Section 272 The Companies Act, 2013

Section 272 The Companies Act, 2013

Petition for Winding Up

(1) Subject to the provisions of this section, a petition to the Tribunal for the winding up of a company shall be presented by—

(a) the company;

(b) any contributory or contributories;

(c) all or any of the persons specified in clauses (a) and (b);

(d) the Registrar;

(e) any person authorised by the Central Government in that behalf; or

(f) in a case falling under clause (c) of sub-section (1) of section 271by the Central Government or a State Government.

(2) A contributory shall be entitled to present a petition for the winding up of a company, notwithstanding that he may be the holder of fully paid-up shares, or that the company may have no assets at all or may have no surplus assets left for distribution among the shareholders after the satisfaction of its liabilities, and shares in respect of which he is a contributory or some of them were either originally allotted to him or have been held by him, and registered in his name, for at least six months during the eighteen months immediately before the commencement of the winding up or have devolved on him through the death of a former holder.

(3) The Registrar shall be entitled to present a petition for winding up under section 271, except on the grounds specified in clause (a2[of that section]:

Provided that the Registrar shall obtain the previous sanction of the Central Government to the presentation of a petition:

Provided further that the Central Government shall not accord its sanction unless the company has been given a reasonable opportunity of making representations.

(4) A petition presented by the company for winding up before the Tribunal shall be admitted only if accompanied by a statement of affairs in such form and in such manner as may be prescribed.

(5) A copy of the petition made under this section shall also be filed with the Registrar and the Registrar shall, without prejudice to any other provisions, submit his views to the Tribunal within sixty days of receipt of such petition.”.

 

Amendment

1. (a) Substituted by Insolvency and Bankruptcy Code, 2016 Dated 15th November, 2016. – Original Content

(b) The MCA Notification No.
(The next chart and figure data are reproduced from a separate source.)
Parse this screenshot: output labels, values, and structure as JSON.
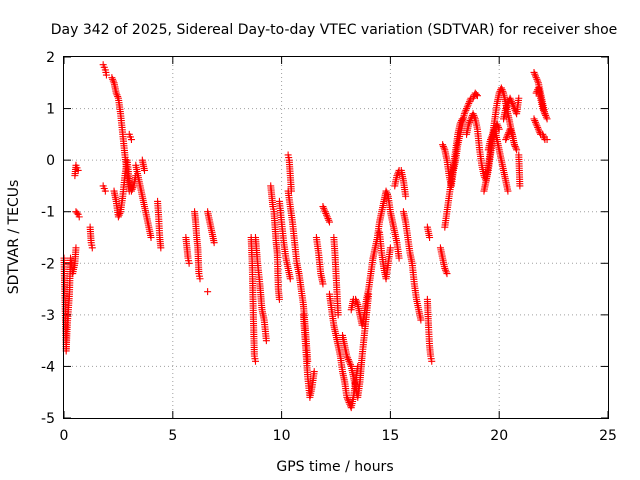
{
  "chart_data": {
    "type": "scatter",
    "title": "Day 342 of 2025, Sidereal Day-to-day VTEC variation (SDTVAR) for receiver shoe",
    "xlabel": "GPS time / hours",
    "ylabel": "SDTVAR / TECUs",
    "xlim": [
      0,
      25
    ],
    "ylim": [
      -5,
      2
    ],
    "xticks": [
      "0",
      "5",
      "10",
      "15",
      "20",
      "25"
    ],
    "yticks": [
      "-5",
      "-4",
      "-3",
      "-2",
      "-1",
      "0",
      "1",
      "2"
    ],
    "grid": true,
    "marker": "plus",
    "color": "#ff0000",
    "segments": [
      {
        "x": [
          0.0,
          0.1,
          0.15,
          0.25,
          0.3,
          0.4,
          0.5,
          0.55
        ],
        "y": [
          -1.9,
          -3.7,
          -3.2,
          -2.6,
          -1.9,
          -2.2,
          -2.0,
          -1.7
        ]
      },
      {
        "x": [
          0.5,
          0.55,
          0.6,
          0.65
        ],
        "y": [
          -0.3,
          -0.1,
          -0.15,
          -0.2
        ]
      },
      {
        "x": [
          0.55,
          0.65,
          0.7
        ],
        "y": [
          -1.0,
          -1.05,
          -1.1
        ]
      },
      {
        "x": [
          1.2,
          1.25,
          1.3
        ],
        "y": [
          -1.3,
          -1.6,
          -1.7
        ]
      },
      {
        "x": [
          1.8,
          1.85,
          1.9,
          1.95
        ],
        "y": [
          1.85,
          1.8,
          1.75,
          1.65
        ]
      },
      {
        "x": [
          1.8,
          1.85,
          1.9
        ],
        "y": [
          -0.5,
          -0.55,
          -0.6
        ]
      },
      {
        "x": [
          2.2,
          2.3,
          2.4,
          2.5,
          2.6,
          2.7,
          2.8,
          2.9,
          3.0
        ],
        "y": [
          1.6,
          1.5,
          1.3,
          1.2,
          0.9,
          0.5,
          0.1,
          -0.3,
          -0.6
        ]
      },
      {
        "x": [
          2.3,
          2.4,
          2.5,
          2.6,
          2.7,
          2.8,
          2.9,
          3.0,
          3.1,
          3.2,
          3.3
        ],
        "y": [
          -0.6,
          -0.8,
          -1.1,
          -1.0,
          -0.7,
          -0.3,
          0.0,
          -0.4,
          -0.6,
          -0.5,
          -0.3
        ]
      },
      {
        "x": [
          3.0,
          3.05,
          3.1
        ],
        "y": [
          0.5,
          0.45,
          0.4
        ]
      },
      {
        "x": [
          3.3,
          3.4,
          3.5,
          3.6,
          3.7,
          3.8,
          3.9,
          4.0
        ],
        "y": [
          -0.1,
          -0.3,
          -0.5,
          -0.7,
          -0.9,
          -1.1,
          -1.3,
          -1.5
        ]
      },
      {
        "x": [
          3.6,
          3.7
        ],
        "y": [
          0.0,
          -0.2
        ]
      },
      {
        "x": [
          4.3,
          4.35,
          4.4,
          4.45
        ],
        "y": [
          -0.8,
          -1.1,
          -1.5,
          -1.7
        ]
      },
      {
        "x": [
          5.6,
          5.65,
          5.7,
          5.75
        ],
        "y": [
          -1.5,
          -1.7,
          -1.9,
          -2.0
        ]
      },
      {
        "x": [
          6.0,
          6.05,
          6.1,
          6.15,
          6.2,
          6.25
        ],
        "y": [
          -1.0,
          -1.2,
          -1.5,
          -1.7,
          -2.2,
          -2.3
        ]
      },
      {
        "x": [
          6.6,
          6.7,
          6.8,
          6.9
        ],
        "y": [
          -1.0,
          -1.2,
          -1.4,
          -1.6
        ]
      },
      {
        "x": [
          6.6
        ],
        "y": [
          -2.55
        ]
      },
      {
        "x": [
          8.6,
          8.65,
          8.7,
          8.75,
          8.8
        ],
        "y": [
          -1.5,
          -2.0,
          -3.0,
          -3.8,
          -3.9
        ]
      },
      {
        "x": [
          8.8,
          8.9,
          9.0,
          9.1,
          9.2,
          9.3
        ],
        "y": [
          -1.5,
          -2.0,
          -2.4,
          -2.9,
          -3.1,
          -3.5
        ]
      },
      {
        "x": [
          9.5,
          9.55,
          9.6,
          9.65,
          9.7,
          9.75,
          9.8,
          9.85,
          9.9
        ],
        "y": [
          -0.5,
          -0.7,
          -0.9,
          -1.0,
          -1.3,
          -1.6,
          -1.8,
          -2.5,
          -2.7
        ]
      },
      {
        "x": [
          9.9,
          10.0,
          10.1,
          10.2,
          10.3,
          10.4
        ],
        "y": [
          -0.8,
          -1.2,
          -1.6,
          -1.9,
          -2.1,
          -2.3
        ]
      },
      {
        "x": [
          10.3,
          10.35,
          10.4,
          10.45
        ],
        "y": [
          0.1,
          0.0,
          -0.3,
          -0.6
        ]
      },
      {
        "x": [
          10.3,
          10.4,
          10.5,
          10.6,
          10.7,
          10.8,
          10.9,
          11.0,
          11.1,
          11.2
        ],
        "y": [
          -0.6,
          -0.9,
          -1.2,
          -1.6,
          -2.0,
          -2.2,
          -2.5,
          -2.8,
          -3.3,
          -3.9
        ]
      },
      {
        "x": [
          11.0,
          11.1,
          11.2,
          11.3,
          11.4,
          11.5
        ],
        "y": [
          -3.0,
          -3.6,
          -4.2,
          -4.6,
          -4.4,
          -4.1
        ]
      },
      {
        "x": [
          11.6,
          11.7,
          11.8,
          11.9
        ],
        "y": [
          -1.5,
          -1.8,
          -2.2,
          -2.4
        ]
      },
      {
        "x": [
          11.9,
          12.0,
          12.1,
          12.2
        ],
        "y": [
          -0.9,
          -1.0,
          -1.1,
          -1.2
        ]
      },
      {
        "x": [
          12.2,
          12.3,
          12.4,
          12.5,
          12.6,
          12.7,
          12.8,
          12.9,
          13.0,
          13.1,
          13.2,
          13.3,
          13.4,
          13.5
        ],
        "y": [
          -2.6,
          -2.9,
          -3.2,
          -3.4,
          -3.6,
          -3.8,
          -4.1,
          -4.3,
          -4.6,
          -4.7,
          -4.8,
          -4.6,
          -4.3,
          -4.0
        ]
      },
      {
        "x": [
          12.8,
          12.9,
          13.0,
          13.1,
          13.2,
          13.3,
          13.4,
          13.5,
          13.6,
          13.7,
          13.8,
          13.9,
          14.0
        ],
        "y": [
          -3.4,
          -3.6,
          -3.8,
          -3.9,
          -4.0,
          -4.2,
          -4.4,
          -4.6,
          -4.3,
          -3.8,
          -3.4,
          -3.0,
          -2.6
        ]
      },
      {
        "x": [
          13.2,
          13.3,
          13.4,
          13.5,
          13.6,
          13.7,
          13.8,
          13.9,
          14.0,
          14.1,
          14.2
        ],
        "y": [
          -2.9,
          -2.7,
          -2.7,
          -2.8,
          -3.0,
          -3.2,
          -3.0,
          -2.7,
          -2.5,
          -2.2,
          -1.9
        ]
      },
      {
        "x": [
          12.4,
          12.45,
          12.5,
          12.55,
          12.6
        ],
        "y": [
          -1.5,
          -1.8,
          -2.2,
          -2.6,
          -3.0
        ]
      },
      {
        "x": [
          14.2,
          14.3,
          14.4,
          14.5,
          14.6,
          14.7,
          14.8,
          14.9,
          15.0,
          15.1,
          15.2,
          15.3,
          15.4
        ],
        "y": [
          -1.9,
          -1.7,
          -1.5,
          -1.2,
          -1.0,
          -0.8,
          -0.6,
          -0.7,
          -1.0,
          -1.2,
          -1.4,
          -1.6,
          -1.9
        ]
      },
      {
        "x": [
          14.5,
          14.6,
          14.7,
          14.8,
          14.9,
          15.0
        ],
        "y": [
          -1.4,
          -1.8,
          -2.1,
          -2.3,
          -2.0,
          -1.7
        ]
      },
      {
        "x": [
          15.2,
          15.3,
          15.4,
          15.5,
          15.6,
          15.7
        ],
        "y": [
          -0.5,
          -0.3,
          -0.2,
          -0.2,
          -0.4,
          -0.7
        ]
      },
      {
        "x": [
          15.6,
          15.7,
          15.8,
          15.9,
          16.0,
          16.1,
          16.2,
          16.3,
          16.4
        ],
        "y": [
          -1.0,
          -1.2,
          -1.5,
          -1.8,
          -2.0,
          -2.4,
          -2.7,
          -2.9,
          -3.1
        ]
      },
      {
        "x": [
          16.7,
          16.75,
          16.8,
          16.85,
          16.9
        ],
        "y": [
          -2.7,
          -3.2,
          -3.6,
          -3.8,
          -3.9
        ]
      },
      {
        "x": [
          16.7,
          16.8
        ],
        "y": [
          -1.3,
          -1.5
        ]
      },
      {
        "x": [
          17.3,
          17.4,
          17.5,
          17.6
        ],
        "y": [
          -1.7,
          -1.9,
          -2.1,
          -2.2
        ]
      },
      {
        "x": [
          17.4,
          17.5,
          17.6,
          17.7,
          17.8,
          17.9,
          18.0,
          18.1,
          18.2,
          18.3,
          18.4,
          18.5,
          18.6,
          18.7,
          18.8,
          18.9,
          19.0
        ],
        "y": [
          0.3,
          0.2,
          0.0,
          -0.3,
          -0.5,
          -0.2,
          0.0,
          0.3,
          0.5,
          0.7,
          0.9,
          1.0,
          1.1,
          1.2,
          1.2,
          1.3,
          1.25
        ]
      },
      {
        "x": [
          17.5,
          17.6,
          17.7,
          17.8,
          17.9,
          18.0,
          18.1,
          18.2,
          18.3
        ],
        "y": [
          -1.3,
          -1.0,
          -0.7,
          -0.4,
          -0.1,
          0.2,
          0.5,
          0.7,
          0.8
        ]
      },
      {
        "x": [
          18.5,
          18.6,
          18.7,
          18.8,
          18.9,
          19.0,
          19.1,
          19.2,
          19.3,
          19.4,
          19.5,
          19.6,
          19.7,
          19.8,
          19.9,
          20.0
        ],
        "y": [
          0.5,
          0.7,
          0.8,
          0.9,
          0.8,
          0.6,
          0.2,
          -0.1,
          -0.3,
          -0.4,
          -0.2,
          0.1,
          0.4,
          0.6,
          0.7,
          0.6
        ]
      },
      {
        "x": [
          19.3,
          19.4,
          19.5,
          19.6,
          19.7,
          19.8,
          19.9,
          20.0,
          20.1,
          20.2,
          20.3,
          20.4,
          20.5,
          20.6,
          20.7,
          20.8
        ],
        "y": [
          -0.6,
          -0.4,
          -0.1,
          0.2,
          0.5,
          0.8,
          1.1,
          1.3,
          1.4,
          1.3,
          1.1,
          0.9,
          0.7,
          0.5,
          0.3,
          0.2
        ]
      },
      {
        "x": [
          19.5,
          19.6,
          19.7,
          19.8,
          19.9,
          20.0,
          20.1,
          20.2,
          20.3,
          20.4
        ],
        "y": [
          0.2,
          0.4,
          0.5,
          0.6,
          0.4,
          0.2,
          0.0,
          -0.2,
          -0.4,
          -0.6
        ]
      },
      {
        "x": [
          20.2,
          20.3,
          20.4,
          20.5,
          20.6,
          20.7,
          20.8,
          20.9
        ],
        "y": [
          0.8,
          1.0,
          1.1,
          1.2,
          1.1,
          1.0,
          0.9,
          1.2
        ]
      },
      {
        "x": [
          20.3,
          20.4,
          20.5,
          20.6,
          20.7
        ],
        "y": [
          0.4,
          0.5,
          0.6,
          0.5,
          0.3
        ]
      },
      {
        "x": [
          20.9,
          20.95
        ],
        "y": [
          0.1,
          -0.5
        ]
      },
      {
        "x": [
          21.6,
          21.7,
          21.8,
          21.9,
          22.0,
          22.1,
          22.2
        ],
        "y": [
          1.7,
          1.6,
          1.5,
          1.3,
          1.1,
          0.9,
          0.8
        ]
      },
      {
        "x": [
          21.6,
          21.7,
          21.8,
          21.9,
          22.0,
          22.1,
          22.2
        ],
        "y": [
          0.8,
          0.7,
          0.6,
          0.5,
          0.5,
          0.4,
          0.4
        ]
      },
      {
        "x": [
          21.7,
          21.8,
          21.9,
          22.0,
          22.1
        ],
        "y": [
          1.3,
          1.4,
          1.2,
          1.0,
          0.9
        ]
      }
    ]
  }
}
F.O. 3453(E) Dated 15th November, 2016, enforcing the related sections of Insolvency and Bankruptcy Code, 2016

2. Substituted by Companies (Amendment),Act 2019– Effective From 15th August 2019 [Companies (Amendment) Second Ordinance 2019 is repealed on 31st July 2019]
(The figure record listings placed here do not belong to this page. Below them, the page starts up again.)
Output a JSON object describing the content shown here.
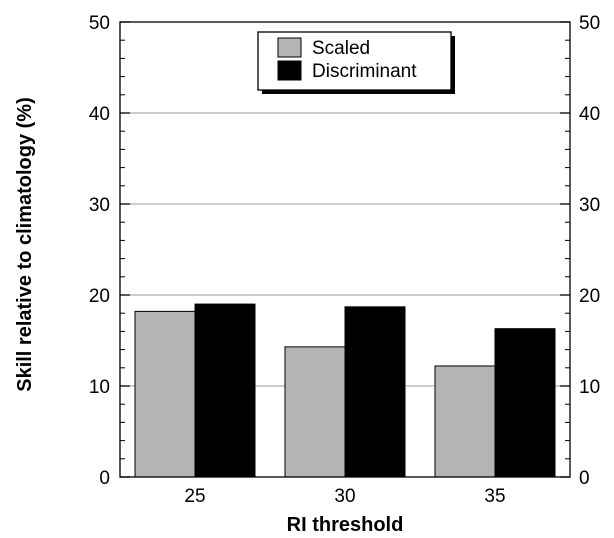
{
  "chart_data": {
    "type": "bar",
    "xlabel": "RI threshold",
    "ylabel": "Skill relative to climatology (%)",
    "categories": [
      "25",
      "30",
      "35"
    ],
    "series": [
      {
        "name": "Scaled",
        "values": [
          18.2,
          14.3,
          12.2
        ],
        "color": "#b4b4b4"
      },
      {
        "name": "Discriminant",
        "values": [
          19.0,
          18.7,
          16.3
        ],
        "color": "#000000"
      }
    ],
    "ylim": [
      0,
      50
    ],
    "yticks": [
      "0",
      "10",
      "20",
      "30",
      "40",
      "50"
    ],
    "right_yticks": [
      "0",
      "10",
      "20",
      "30",
      "40",
      "50"
    ],
    "grid": true,
    "legend_position": "top-center"
  }
}
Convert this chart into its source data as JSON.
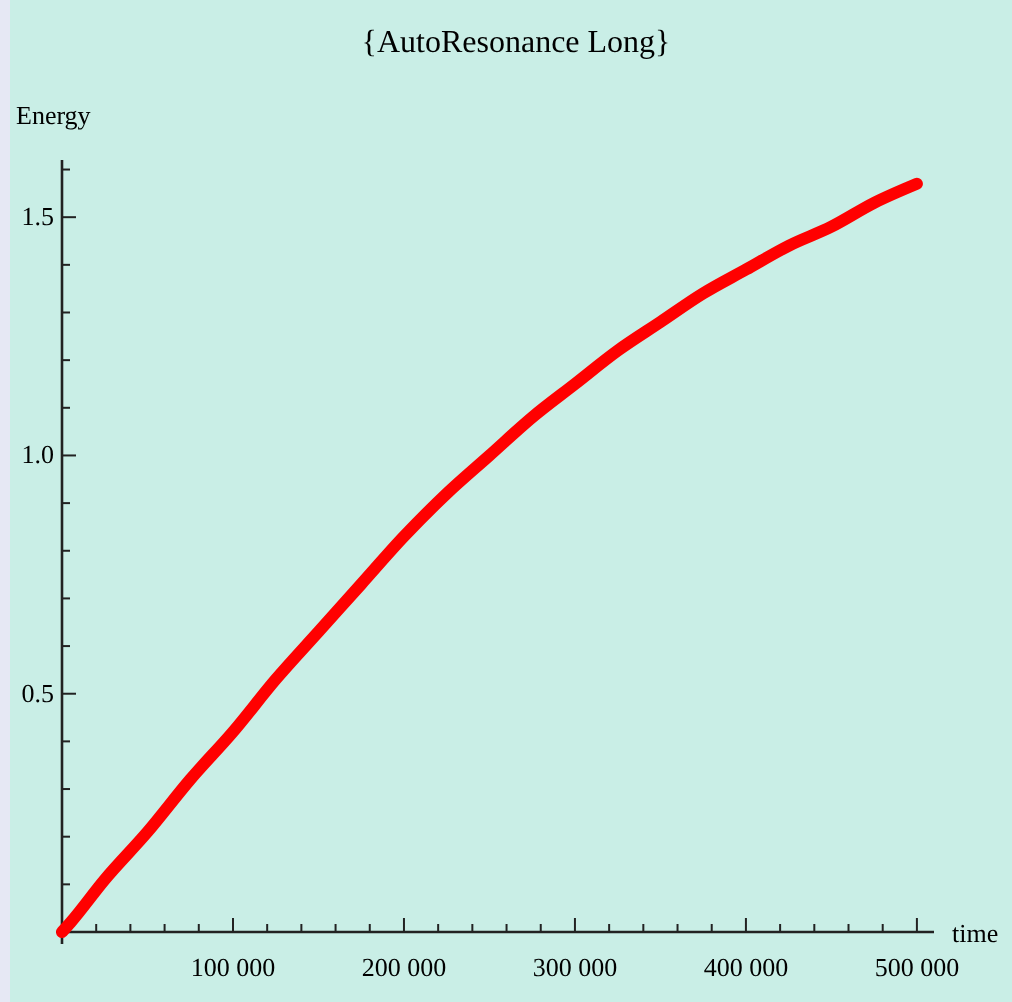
{
  "chart_data": {
    "type": "line",
    "title": "{AutoResonance Long}",
    "xlabel": "time",
    "ylabel": "Energy",
    "x": [
      0,
      5000,
      25000,
      50000,
      75000,
      100000,
      125000,
      150000,
      175000,
      200000,
      225000,
      250000,
      275000,
      300000,
      325000,
      350000,
      375000,
      400000,
      425000,
      450000,
      475000,
      500000
    ],
    "series": [
      {
        "color": "#ff0000",
        "values": [
          0,
          0.02,
          0.11,
          0.21,
          0.32,
          0.42,
          0.53,
          0.63,
          0.73,
          0.83,
          0.92,
          1.0,
          1.08,
          1.15,
          1.22,
          1.28,
          1.34,
          1.39,
          1.44,
          1.48,
          1.53,
          1.57
        ]
      }
    ],
    "xlim": [
      0,
      510000
    ],
    "ylim": [
      0,
      1.62
    ],
    "xticks": [
      {
        "value": 20000,
        "label": null
      },
      {
        "value": 40000,
        "label": null
      },
      {
        "value": 60000,
        "label": null
      },
      {
        "value": 80000,
        "label": null
      },
      {
        "value": 100000,
        "label": "100 000"
      },
      {
        "value": 120000,
        "label": null
      },
      {
        "value": 140000,
        "label": null
      },
      {
        "value": 160000,
        "label": null
      },
      {
        "value": 180000,
        "label": null
      },
      {
        "value": 200000,
        "label": "200 000"
      },
      {
        "value": 220000,
        "label": null
      },
      {
        "value": 240000,
        "label": null
      },
      {
        "value": 260000,
        "label": null
      },
      {
        "value": 280000,
        "label": null
      },
      {
        "value": 300000,
        "label": "300 000"
      },
      {
        "value": 320000,
        "label": null
      },
      {
        "value": 340000,
        "label": null
      },
      {
        "value": 360000,
        "label": null
      },
      {
        "value": 380000,
        "label": null
      },
      {
        "value": 400000,
        "label": "400 000"
      },
      {
        "value": 420000,
        "label": null
      },
      {
        "value": 440000,
        "label": null
      },
      {
        "value": 460000,
        "label": null
      },
      {
        "value": 480000,
        "label": null
      },
      {
        "value": 500000,
        "label": "500 000"
      }
    ],
    "yticks": [
      {
        "value": 0.1,
        "label": null
      },
      {
        "value": 0.2,
        "label": null
      },
      {
        "value": 0.3,
        "label": null
      },
      {
        "value": 0.4,
        "label": null
      },
      {
        "value": 0.5,
        "label": "0.5"
      },
      {
        "value": 0.6,
        "label": null
      },
      {
        "value": 0.7,
        "label": null
      },
      {
        "value": 0.8,
        "label": null
      },
      {
        "value": 0.9,
        "label": null
      },
      {
        "value": 1.0,
        "label": "1.0"
      },
      {
        "value": 1.1,
        "label": null
      },
      {
        "value": 1.2,
        "label": null
      },
      {
        "value": 1.3,
        "label": null
      },
      {
        "value": 1.4,
        "label": null
      },
      {
        "value": 1.5,
        "label": "1.5"
      },
      {
        "value": 1.6,
        "label": null
      }
    ],
    "marker": "none",
    "line_style": "solid"
  }
}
in sub-section (3), for the words

or clause (e) of that sub-section

the following shall be subtituted namely,

of that section.

 

Original Omitted Content – 272. (1) Subject to the provisions of this section, a petition to the Tribunal for the winding up of a company shall be presented by—

(a) the company;

(b) any creditor or creditors, including any contingent or prospective creditor or creditors;

(c) any contributory or contributories;

(d) all or any of the persons specified in clauses (a), (b) and (c)together;

(e) the Registrar;

(f) any person authorised by the Central Government in that behalf; or

(g) in a case falling under clause (c) of sub-section (1) of section 271, by the Central Government or a State Government.

(2) A secured creditor, the holder of any debentures, whether or not any trustee or trustees have been appointed in respect of such and other like debentures, and the trustee for the holders of debentures shall be deemed to be creditors within the meaning of clause (b) of sub-section (1).

(3) A contributory shall be entitled to present a petition for the winding up of a company, notwithstanding that he may be the holder of fully paid-up shares, or that the company may have no assets at all or may have no surplus assets left for distribution among the shareholders after the satisfaction of its liabilities, and shares in respect of which he is a contributory or some of them were either originally allotted to him or have been held by him, and registered in his name, for at least six months during the eighteen months immediately before the commencement of the winding up or have devolved on him through the death of a former holder.

(4) The Registrar shall be entitled to present a petition for winding up under subsection (1) on any of the grounds specified in sub-section (1) of section 271, except on the grounds specified in clause (b), clause (d) or clause (g) of that sub-section:

Provided that the Registrar shall not present a petition on the ground that the company is unable to pay its debts unless it appears to him either from the financial condition of the company as disclosed in its balance sheet or from the report of an inspector appointed under section 210 that the company is unable to pay its debts:

Provided further that the Registrar shall obtain the previous sanction of the Central Government to the presentation of a petition:

Provided also that the Central Government shall not accord its sanction unless the company has been given a reasonable opportunity of making representations.

(5) A petition presented by the company for winding up before the Tribunal shall be admitted only if accompanied by a statement of affairs in such form and in such manner as may be prescribed.

(6) Before a petition for winding up of a company presented by a contingent or prospective creditor is admitted, the leave of the Tribunal shall be obtained for the admission of the petition and such leave shall not be granted, unless in the opinion of the Tribunal there is a prima facie case for the winding up of the company and until such security for costs has been given as the Tribunal thinks reasonable.

(7) A copy of the petition made under this section shall also be filed with the Registrar and the Registrar shall, without prejudice to any other provisions, submit his views to the Tribunal within sixty days of receipt of such petition.